Northwest Arkansas Democrat-Gazette
Won’t solve problem
My name is Georganne Rollans. I am a retired principal, Milken educator, and school board member. I am a proponent for public education. My message is for Arkansas legislators and the voters who elected them.
I believe legislators should listen to voices from the field — teachers, principals, and retired educators — to improve education in Arkansas.
As a former principal of a school with marginalized students, these statistics were daunting: 90% free and reduced lunch (that is poverty); 50% transiency (means half of your classroom population moves in or out constantly, due to eviction); Report Card Grade “D” (means most students tested basic or below in literacy/math).
We needed funding to target struggling students, families, and to change our statistics. Thanks to the state Department of Education, Title I funding, and Rockefeller grants, we began our professional collaboration, building on strengths and targeting our needs. We became a nationally recognized school in just three years because we learned to work smarter. This process can be duplicated. Improvement requires bold leadership by a dedicated staff, and adequate funding for public schools to meet the needs of students, teachers and parents.

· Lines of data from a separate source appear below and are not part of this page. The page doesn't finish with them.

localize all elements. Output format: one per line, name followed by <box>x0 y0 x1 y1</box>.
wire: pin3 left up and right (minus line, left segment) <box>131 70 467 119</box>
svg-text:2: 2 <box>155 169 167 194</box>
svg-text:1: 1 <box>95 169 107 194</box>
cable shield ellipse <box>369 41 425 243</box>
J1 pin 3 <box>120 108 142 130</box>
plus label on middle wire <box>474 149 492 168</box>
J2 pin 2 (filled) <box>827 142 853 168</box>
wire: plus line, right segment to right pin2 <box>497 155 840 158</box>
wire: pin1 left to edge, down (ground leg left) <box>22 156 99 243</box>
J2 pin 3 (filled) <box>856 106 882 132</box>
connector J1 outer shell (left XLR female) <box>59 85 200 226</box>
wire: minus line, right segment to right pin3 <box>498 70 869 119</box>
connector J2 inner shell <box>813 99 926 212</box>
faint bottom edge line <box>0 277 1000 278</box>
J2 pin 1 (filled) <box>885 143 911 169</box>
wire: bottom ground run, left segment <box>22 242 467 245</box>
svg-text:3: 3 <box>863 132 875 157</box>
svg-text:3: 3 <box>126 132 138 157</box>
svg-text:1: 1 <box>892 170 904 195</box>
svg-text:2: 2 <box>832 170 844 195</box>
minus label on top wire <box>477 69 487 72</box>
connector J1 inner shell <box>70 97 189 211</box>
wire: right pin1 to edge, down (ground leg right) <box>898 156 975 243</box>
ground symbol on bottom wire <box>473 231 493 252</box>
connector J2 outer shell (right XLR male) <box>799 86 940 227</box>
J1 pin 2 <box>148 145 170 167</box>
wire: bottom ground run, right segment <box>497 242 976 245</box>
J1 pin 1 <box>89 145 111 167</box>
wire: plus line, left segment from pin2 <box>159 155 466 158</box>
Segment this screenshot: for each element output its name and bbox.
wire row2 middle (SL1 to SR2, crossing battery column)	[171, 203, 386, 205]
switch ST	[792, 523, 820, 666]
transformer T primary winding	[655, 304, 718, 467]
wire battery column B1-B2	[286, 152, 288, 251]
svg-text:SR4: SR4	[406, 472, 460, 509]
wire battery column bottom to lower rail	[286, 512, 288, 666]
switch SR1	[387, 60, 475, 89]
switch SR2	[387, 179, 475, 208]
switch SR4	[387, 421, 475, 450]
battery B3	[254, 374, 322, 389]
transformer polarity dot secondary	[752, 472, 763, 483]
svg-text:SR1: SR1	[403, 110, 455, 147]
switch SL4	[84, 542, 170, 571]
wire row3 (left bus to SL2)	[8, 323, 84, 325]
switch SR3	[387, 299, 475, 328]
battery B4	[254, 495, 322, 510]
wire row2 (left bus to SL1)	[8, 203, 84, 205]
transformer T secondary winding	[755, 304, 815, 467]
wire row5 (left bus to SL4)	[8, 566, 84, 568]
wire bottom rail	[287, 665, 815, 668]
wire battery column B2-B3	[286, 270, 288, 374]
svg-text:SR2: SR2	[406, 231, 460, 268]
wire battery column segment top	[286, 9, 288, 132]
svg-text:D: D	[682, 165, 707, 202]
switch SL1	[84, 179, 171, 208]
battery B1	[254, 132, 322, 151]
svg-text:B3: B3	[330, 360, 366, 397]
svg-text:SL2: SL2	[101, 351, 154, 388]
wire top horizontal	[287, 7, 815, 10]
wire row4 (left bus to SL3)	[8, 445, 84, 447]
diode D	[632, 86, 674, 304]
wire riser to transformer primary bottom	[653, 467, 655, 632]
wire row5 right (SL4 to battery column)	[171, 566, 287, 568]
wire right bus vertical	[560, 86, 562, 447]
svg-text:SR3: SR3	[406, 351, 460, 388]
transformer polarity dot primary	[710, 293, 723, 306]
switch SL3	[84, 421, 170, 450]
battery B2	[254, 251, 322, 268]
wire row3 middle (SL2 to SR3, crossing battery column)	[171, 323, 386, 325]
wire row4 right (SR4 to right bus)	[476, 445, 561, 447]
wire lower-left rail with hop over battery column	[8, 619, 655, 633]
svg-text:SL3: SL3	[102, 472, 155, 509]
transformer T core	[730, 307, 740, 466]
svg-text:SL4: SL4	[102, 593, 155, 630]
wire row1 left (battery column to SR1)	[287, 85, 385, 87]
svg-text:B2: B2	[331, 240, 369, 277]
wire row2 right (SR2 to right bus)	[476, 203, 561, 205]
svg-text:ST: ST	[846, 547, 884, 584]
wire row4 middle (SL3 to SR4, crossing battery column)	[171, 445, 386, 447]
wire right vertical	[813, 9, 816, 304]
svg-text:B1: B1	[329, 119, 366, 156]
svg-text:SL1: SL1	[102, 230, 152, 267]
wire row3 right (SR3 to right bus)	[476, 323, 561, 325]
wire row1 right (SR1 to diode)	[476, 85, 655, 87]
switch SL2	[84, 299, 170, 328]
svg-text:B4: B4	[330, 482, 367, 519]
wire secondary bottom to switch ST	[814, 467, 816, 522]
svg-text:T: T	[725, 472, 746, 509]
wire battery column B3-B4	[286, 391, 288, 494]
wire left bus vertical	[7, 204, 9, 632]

We need solutions that benefit all students versus private school vouchers that take taxpayer funds away from public education. This will weaken existing struggling public schools. Compare statistics from other states with voucher systems. In Arizona, over half of the applicants for vouchers were already attending private schools, or homeschooled. Only 3.5% of the applicants were from failing schools. In Indiana, of the 44,376 students enrolled in private schools with vouchers, only 421 of those students had moved from a failing public school.
These statistics put a big hole in the argument that vouchers are there to “save” children from terrible schools.
My point: Vouchers won’t improve literacy for most Arkansas families!